Due giorni dopo le
elezioni in Abruzzo abbiamo tutti i dati per ricostruire questa tornata
elettorale.
Il consiglio uscente della Regione è stato negli ultimi cinque anni guidato da
una coalizione di centro-sinistra anche se, a guardare le scorse tornate
elettorali, in Abruzzo dal 1995 non viene riconfermato il colore del consiglio.
Potremmo quindi dire che in questo caso non è così “straordinaria” la
vittoria del centro-destra (48% dei voti).
Tralasciando il fenomeno Lega che prende più del 27% nella sua prima
apparizione nella regione e l’ennesimo passo falso del M5S alle regionali,
vorrei focalizzarmi su quanto accaduto nel centro-sinistra.
La coalizione capeggiata da Giovanni Legnini prende più del 31% dei voti il
ché, dati i risultati delle politiche di Marzo, sembra vedere un
centro-sinistra ancora vivo. Un centro-sinistra però molto frammentato, composto
da una coalizione di liste civiche e partiti che riescono a racimolare una
buona fetta delle preferenze.
Il vero sconfitto di queste elezioni sembra però essere il PD, un partito che ottiene l’11% delle preferenze e che sembra non riuscire a riprendere il proprio elettorato.
La crisi del Partito è evidente e non è passata inosservata agli elettori tutti: il brand PD infatti sembra sempre essere più un peso che un valore.
Singolare, infatti, è la scelta del favorito alle primarie del partito Nicola Zingaretti di affrontare la campagna per l’elezione del nuovo segretario senza il logo del partito, ma solo con i suo slogo Piazza Grande ed i suoi colori giallo e blu.

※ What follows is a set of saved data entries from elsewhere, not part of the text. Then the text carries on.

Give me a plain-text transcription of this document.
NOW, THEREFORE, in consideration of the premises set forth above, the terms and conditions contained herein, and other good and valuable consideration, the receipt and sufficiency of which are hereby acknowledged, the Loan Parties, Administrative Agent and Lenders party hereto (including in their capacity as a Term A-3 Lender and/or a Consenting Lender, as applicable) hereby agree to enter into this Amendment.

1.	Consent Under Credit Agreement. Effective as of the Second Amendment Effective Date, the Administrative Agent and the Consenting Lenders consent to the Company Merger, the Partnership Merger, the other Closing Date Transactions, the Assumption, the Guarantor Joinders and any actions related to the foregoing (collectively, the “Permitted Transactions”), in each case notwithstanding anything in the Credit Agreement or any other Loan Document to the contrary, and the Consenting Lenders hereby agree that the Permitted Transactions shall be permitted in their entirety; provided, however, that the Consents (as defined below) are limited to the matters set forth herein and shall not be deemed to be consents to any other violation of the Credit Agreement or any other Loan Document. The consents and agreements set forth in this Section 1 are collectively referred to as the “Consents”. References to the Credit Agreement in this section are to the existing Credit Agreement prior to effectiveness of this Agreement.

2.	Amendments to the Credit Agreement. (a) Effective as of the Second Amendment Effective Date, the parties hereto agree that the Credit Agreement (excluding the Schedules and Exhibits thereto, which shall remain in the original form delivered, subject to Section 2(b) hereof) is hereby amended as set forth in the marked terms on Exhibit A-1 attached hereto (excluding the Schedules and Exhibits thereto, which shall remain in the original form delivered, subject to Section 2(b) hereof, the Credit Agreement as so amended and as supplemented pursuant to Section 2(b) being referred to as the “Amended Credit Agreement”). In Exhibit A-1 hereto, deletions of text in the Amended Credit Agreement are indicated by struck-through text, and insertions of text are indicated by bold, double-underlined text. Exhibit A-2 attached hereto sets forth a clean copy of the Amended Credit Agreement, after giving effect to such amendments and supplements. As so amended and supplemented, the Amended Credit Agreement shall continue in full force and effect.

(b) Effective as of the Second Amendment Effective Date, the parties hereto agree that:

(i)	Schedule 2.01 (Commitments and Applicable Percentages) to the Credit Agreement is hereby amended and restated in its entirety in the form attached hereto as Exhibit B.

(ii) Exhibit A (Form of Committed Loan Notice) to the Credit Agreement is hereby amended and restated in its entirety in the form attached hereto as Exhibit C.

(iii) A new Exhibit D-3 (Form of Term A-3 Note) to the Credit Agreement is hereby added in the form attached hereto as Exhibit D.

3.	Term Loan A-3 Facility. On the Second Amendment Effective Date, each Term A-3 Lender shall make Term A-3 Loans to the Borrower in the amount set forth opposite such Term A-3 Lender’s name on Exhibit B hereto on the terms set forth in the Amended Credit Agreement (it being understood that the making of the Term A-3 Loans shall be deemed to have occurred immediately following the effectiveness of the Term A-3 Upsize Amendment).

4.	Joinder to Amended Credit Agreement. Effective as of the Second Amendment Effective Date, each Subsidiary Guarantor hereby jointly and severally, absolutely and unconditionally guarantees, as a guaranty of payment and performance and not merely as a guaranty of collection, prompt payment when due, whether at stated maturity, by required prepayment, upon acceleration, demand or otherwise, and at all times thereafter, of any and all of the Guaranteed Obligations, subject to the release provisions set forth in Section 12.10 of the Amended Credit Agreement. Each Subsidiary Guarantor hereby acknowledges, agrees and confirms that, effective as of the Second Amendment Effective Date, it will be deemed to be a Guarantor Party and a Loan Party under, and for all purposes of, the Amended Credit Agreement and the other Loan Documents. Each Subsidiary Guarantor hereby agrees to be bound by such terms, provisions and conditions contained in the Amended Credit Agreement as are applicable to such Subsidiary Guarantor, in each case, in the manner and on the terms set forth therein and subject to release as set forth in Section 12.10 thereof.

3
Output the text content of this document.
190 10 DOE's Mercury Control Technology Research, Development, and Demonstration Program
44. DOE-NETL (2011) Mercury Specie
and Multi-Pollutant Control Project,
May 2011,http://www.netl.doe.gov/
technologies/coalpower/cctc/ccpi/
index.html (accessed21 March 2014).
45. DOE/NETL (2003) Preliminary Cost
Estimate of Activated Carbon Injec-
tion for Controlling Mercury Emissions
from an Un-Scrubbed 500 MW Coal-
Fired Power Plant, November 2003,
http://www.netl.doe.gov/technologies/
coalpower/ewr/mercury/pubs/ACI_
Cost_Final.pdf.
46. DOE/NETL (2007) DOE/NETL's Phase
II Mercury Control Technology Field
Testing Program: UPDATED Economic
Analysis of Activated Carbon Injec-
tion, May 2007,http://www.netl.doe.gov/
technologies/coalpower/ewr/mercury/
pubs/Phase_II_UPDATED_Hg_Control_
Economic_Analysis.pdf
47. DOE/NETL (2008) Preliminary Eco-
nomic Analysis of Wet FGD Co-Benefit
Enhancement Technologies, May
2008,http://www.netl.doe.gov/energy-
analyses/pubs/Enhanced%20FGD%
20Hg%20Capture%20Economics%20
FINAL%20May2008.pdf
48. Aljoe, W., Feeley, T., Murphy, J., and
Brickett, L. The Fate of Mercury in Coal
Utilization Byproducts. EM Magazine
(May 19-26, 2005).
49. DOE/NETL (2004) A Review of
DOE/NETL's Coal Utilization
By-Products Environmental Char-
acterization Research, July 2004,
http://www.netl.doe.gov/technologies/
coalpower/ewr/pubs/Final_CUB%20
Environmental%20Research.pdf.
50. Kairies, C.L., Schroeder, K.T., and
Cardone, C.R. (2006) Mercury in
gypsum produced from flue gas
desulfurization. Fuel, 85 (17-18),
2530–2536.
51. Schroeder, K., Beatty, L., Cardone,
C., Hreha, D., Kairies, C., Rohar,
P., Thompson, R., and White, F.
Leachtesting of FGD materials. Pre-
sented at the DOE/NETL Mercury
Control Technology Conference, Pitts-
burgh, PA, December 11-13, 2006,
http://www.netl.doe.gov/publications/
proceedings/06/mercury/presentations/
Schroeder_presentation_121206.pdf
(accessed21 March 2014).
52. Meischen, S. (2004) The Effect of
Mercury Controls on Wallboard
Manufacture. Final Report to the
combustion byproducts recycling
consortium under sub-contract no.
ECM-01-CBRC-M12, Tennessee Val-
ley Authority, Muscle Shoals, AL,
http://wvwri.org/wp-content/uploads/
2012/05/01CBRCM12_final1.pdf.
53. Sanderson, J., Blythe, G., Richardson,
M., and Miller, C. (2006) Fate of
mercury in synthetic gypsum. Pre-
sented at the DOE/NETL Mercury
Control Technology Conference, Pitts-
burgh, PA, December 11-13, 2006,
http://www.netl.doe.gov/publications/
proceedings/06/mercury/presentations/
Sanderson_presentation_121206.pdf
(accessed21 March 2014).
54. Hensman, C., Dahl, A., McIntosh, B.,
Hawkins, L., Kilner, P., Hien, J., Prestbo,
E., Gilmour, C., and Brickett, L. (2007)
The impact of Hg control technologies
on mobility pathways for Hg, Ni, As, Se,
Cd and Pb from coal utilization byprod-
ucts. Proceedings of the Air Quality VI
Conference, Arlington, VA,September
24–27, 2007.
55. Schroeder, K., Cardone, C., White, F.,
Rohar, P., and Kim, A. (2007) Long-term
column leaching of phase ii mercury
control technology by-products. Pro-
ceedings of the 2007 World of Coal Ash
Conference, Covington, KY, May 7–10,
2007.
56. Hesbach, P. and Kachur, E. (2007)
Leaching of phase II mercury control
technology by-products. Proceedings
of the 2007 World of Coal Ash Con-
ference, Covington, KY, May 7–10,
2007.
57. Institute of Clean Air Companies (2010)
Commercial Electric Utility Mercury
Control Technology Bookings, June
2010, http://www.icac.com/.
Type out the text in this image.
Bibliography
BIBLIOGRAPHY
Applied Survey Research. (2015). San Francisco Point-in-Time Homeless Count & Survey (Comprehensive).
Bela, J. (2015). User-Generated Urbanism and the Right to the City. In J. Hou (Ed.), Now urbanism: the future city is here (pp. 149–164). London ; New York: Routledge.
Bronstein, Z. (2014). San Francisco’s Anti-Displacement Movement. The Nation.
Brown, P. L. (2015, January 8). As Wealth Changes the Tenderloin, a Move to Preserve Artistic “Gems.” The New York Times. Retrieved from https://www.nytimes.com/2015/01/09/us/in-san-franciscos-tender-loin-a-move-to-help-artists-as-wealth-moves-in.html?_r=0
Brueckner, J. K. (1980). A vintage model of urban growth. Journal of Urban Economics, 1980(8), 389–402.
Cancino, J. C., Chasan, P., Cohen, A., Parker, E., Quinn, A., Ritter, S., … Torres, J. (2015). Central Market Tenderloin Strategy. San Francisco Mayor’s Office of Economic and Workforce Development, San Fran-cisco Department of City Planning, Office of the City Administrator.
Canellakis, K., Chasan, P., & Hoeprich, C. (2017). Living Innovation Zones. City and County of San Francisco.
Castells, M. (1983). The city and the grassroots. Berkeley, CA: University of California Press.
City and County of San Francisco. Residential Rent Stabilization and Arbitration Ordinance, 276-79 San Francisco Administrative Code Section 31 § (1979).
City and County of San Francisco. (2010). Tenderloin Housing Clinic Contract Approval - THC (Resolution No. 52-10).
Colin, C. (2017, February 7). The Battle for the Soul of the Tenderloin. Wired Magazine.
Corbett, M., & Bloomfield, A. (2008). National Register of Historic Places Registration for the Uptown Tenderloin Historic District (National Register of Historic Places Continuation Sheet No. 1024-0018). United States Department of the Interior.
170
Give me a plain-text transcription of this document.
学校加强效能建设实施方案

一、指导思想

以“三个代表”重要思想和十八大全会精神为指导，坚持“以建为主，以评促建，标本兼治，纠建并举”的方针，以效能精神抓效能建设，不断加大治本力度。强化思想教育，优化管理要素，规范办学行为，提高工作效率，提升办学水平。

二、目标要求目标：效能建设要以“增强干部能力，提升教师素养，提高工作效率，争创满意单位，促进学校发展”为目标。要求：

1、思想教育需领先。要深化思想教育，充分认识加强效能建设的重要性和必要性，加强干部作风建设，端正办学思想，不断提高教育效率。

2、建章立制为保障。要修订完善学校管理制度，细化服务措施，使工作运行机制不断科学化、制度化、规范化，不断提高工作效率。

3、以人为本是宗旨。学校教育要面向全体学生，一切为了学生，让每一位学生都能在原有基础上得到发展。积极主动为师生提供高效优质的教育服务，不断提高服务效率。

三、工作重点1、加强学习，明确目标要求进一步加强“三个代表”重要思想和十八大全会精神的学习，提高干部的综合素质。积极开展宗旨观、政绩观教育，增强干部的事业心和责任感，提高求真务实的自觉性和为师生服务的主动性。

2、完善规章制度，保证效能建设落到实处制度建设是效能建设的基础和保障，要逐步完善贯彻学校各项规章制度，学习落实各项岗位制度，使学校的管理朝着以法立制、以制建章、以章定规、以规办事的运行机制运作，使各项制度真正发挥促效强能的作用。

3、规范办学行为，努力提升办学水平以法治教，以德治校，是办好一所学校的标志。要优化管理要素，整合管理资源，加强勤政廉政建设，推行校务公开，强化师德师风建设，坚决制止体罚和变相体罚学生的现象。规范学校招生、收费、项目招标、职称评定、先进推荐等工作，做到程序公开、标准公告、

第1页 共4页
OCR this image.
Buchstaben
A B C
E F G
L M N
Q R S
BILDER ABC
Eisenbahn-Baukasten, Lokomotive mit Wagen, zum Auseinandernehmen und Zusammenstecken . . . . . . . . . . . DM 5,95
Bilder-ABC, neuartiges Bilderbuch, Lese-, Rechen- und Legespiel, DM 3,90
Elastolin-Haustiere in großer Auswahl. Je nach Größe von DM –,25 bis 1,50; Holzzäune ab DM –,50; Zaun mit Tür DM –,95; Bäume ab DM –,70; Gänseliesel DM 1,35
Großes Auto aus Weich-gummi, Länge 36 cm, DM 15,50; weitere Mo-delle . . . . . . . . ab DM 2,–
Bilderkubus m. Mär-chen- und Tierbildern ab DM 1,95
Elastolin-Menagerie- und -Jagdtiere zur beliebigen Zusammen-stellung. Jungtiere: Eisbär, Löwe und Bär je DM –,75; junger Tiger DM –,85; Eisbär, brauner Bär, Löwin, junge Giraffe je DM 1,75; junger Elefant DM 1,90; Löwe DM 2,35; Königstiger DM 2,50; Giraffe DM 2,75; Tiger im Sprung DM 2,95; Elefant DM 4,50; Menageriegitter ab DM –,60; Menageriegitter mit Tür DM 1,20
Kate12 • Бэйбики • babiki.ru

Lo stesso Calenda, strenuo sostenitore di una lista inclusiva di progressisti ed europeisti, sembra essere sempre più lontano dal suo partito dalle cui fila non pare mai essere emerso un vero e proprio sostegno convinto al suo progetto, se non tirato per i capelli e con un filo di imbarazzo: le diverse correnti che concorreranno alla segreteria del partito non scalpitano, per usare un eufemismo, per issare il simbolo del PD su un’idea, quella dell’ex ministro, che parte dal riconoscimento dell’Europa come dimensione principale di confronto politico e che si rifiuta di considerarla Panacea di tutti i Mali moderni del paese.
La stessa cosa successa in Abruzzo sta accadendo anche ora in Sardegna con la candidatura di Massimo Zedda a capo di una coalizione in cui i simboli del PD sono sempre poco presenti e si punta tutto sull’immagine del giovane sindaco Cagliaritano.
Sembrerebbe, ormai, che nessuno faccia più affidamento al vecchio PD e che ormai da tempo sia pulsante una nuova voglia da parte della base di trovare nuovi modi, bandiere e colori visto lo scoraggiante epilogo della storia del Partito.
Il pericolo di questa frammentazione partitica è però che la presenza di una moltitudine di “cartelli elettorali” possa essere un problema per la qualità degli amministratori eletti. Infatti, i candidati inseriti nelle diverse liste civetta non saranno probabilmente tutti della qualità garantita invece, molto spesso, da liste che già lavorano nei territori ed espressione di lunghi percorsi di formazione politica ed amministrativa.
Le elezioni di fine mese ci diranno se la scelta del centro-sinistra isolano sia stata lungimirante o meno.